For someone who was not an architect, Williams had an excellent eye for design. Vistas of the Indian River abound from the huge windows of his 3,500-square-foot residence. Even on a hot day, the house remains cool, thanks to the river breezes that seem ever-present.
Though the busy, busy Williams must have had precious spare time, he thoughtfully crafted an enticing wraparound porch where he could rock away the evenings listening to the birds. On the second floor, he created four bedrooms, all with outstanding river or woodland views.
The trust has furnished the house as it would have looked in the 1870s, right down to the schoolroom above the kitchen. Some of the pieces are original and some are period-appropriate treasures obtained through interchanges with other historical homes that are part of the Museums of Brevard.
Just as with any home renovation, the work never ends.
“We still have two large projects to accomplish, the restoration of an upstairs bathroom and the complete restoration of the carriage house with a restroom, office, conference area and display space,” Pope said.
In addition to countless hours of volunteer labor, Lawndale’s extreme makeover was made possible with two state preservation grants, plus generous public support.
CARRYING STORY FORWARD
It is easy to fall under Lawndale’s spell, as volunteers Frank and Mary Repass well know.
“Lawndale is a wonderful example how one person can make a positive development in our world,” Frank Repass said.
Mary Repass has kept her eye on Lawndale for years.

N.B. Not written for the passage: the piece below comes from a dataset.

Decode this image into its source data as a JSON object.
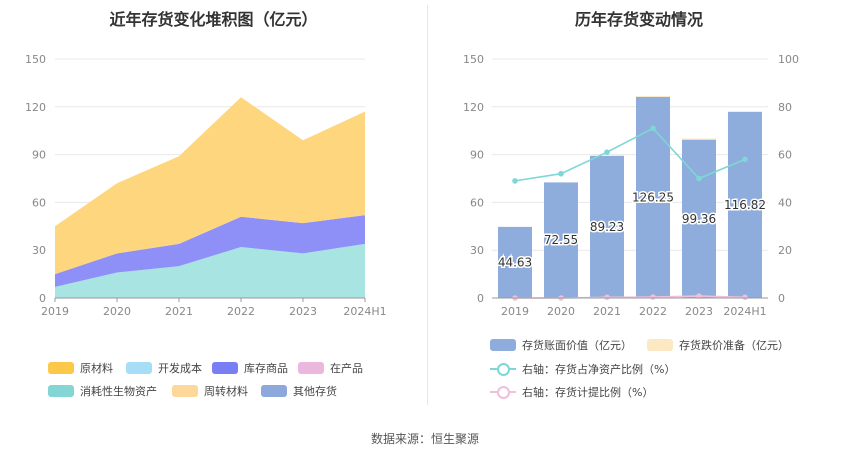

“Initially, I was enamored with its architecture,” she said. “Then I started learning about Hiram Smith Williams. His story is not just about a self-made intellectual who achieved success through his multifaceted skills. Williams showed genuine concern for his community and the basics necessary for its development. He proved this by opening up his home school to locals, then investing his own money to build a schoolhouse when his space became too small.”
Mary Repass adds that Williams’ largesse reached beyond Brevard when he willed $2,000 — a significant sum in 1921— to the Children’s Home Society in Jacksonville, the nearest orphanage.
“Everything about his legacy makes me proud to carry his story forward,” she said.
Lawndale serves as a reminder of Brevard’s rich history, a history that spans far beyond the space program for which the area is famous. As development continues in the county, more of this part of Brevard’s past unfortunately fades away.
“We lose little pieces of that history to the wrecking ball,” McKinney said.
“The loss of each building representing our history in this area makes the continued preservation of Lawndale all the more important.”